Solve for $x$ and y : $\sqrt{2}\,x + \sqrt{3}\,y = 5$ and $\sqrt{3}\,x - \sqrt{8}\,y = -\sqrt{6}$
Generated by claude-sonnet-4-6 · 2026-06-15 10:34 · grounding rag
Model Answer
From equation 1: $\sqrt{2}\,x + \sqrt{3}\,y = 5$ → $x = \dfrac{5 - \sqrt{3}\,y}{\sqrt{2}}$
Substituting in equation 2: $\sqrt{3} \cdot \dfrac{5 - \sqrt{3}\,y}{\sqrt{2}} - \sqrt{8}\,y = -\sqrt{6}$
$$\frac{5\sqrt{3} - 3y}{\sqrt{2}} - 2\sqrt{2}\,y = -\sqrt{6}$$
Multiply throughout by $\sqrt{2}$:
$$5\sqrt{3} - 3y - 4y = -\sqrt{12}$$
$$5\sqrt{3} - 7y = -2\sqrt{3}$$
$$7y = 7\sqrt{3} \implies \boxed{y = \sqrt{3}}$$
Substituting back: $x = \dfrac{5 - \sqrt{3} \cdot \sqrt{3}}{\sqrt{2}} = \dfrac{5-3}{\sqrt{2}} = \dfrac{2}{\sqrt{2}} = \boxed{\sqrt{2}}$
∴ $x = \sqrt{2}$, $y = \sqrt{3}$
Source: Chapter 3, Section 3.3.1 Substitution Method
---
Explanation
- Use substitution: express $x$ from the simpler first equation, substitute into the second.
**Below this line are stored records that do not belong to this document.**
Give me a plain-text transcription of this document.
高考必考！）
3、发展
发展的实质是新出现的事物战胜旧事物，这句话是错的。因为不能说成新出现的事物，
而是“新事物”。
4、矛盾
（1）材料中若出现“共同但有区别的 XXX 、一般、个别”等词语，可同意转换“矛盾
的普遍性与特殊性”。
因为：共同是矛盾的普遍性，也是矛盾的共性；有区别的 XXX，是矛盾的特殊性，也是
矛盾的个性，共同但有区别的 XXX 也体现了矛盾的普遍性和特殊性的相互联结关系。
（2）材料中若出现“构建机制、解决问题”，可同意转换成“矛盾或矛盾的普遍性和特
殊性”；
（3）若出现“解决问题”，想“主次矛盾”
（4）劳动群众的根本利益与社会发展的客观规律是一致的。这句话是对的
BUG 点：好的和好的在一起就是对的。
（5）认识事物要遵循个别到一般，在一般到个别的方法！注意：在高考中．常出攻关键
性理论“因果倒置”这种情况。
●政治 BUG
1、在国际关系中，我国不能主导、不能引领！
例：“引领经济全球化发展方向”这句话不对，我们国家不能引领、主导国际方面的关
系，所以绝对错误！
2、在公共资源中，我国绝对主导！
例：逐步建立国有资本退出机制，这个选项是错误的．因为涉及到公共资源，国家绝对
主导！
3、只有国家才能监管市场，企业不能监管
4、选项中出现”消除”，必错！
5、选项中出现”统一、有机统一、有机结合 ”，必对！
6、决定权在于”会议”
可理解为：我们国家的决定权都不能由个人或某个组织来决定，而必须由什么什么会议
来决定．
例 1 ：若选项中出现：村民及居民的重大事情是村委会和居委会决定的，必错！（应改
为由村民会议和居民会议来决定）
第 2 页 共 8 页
- Multiply by $\sqrt{2}$ to clear the denominator cleanly — this is the key step examiners look for.
- Always verify: $\sqrt{2}\cdot\sqrt{2} + \sqrt{3}\cdot\sqrt{3} = 2+3 = 5$ ✓ and $\sqrt{3}\cdot\sqrt{2} - \sqrt{8}\cdot\sqrt{3} = \sqrt{6} - 2\sqrt{6} = -\sqrt{6}$ ✓
- Show all algebraic steps clearly; even 1 mark is awarded for correct method even if arithmetic slips.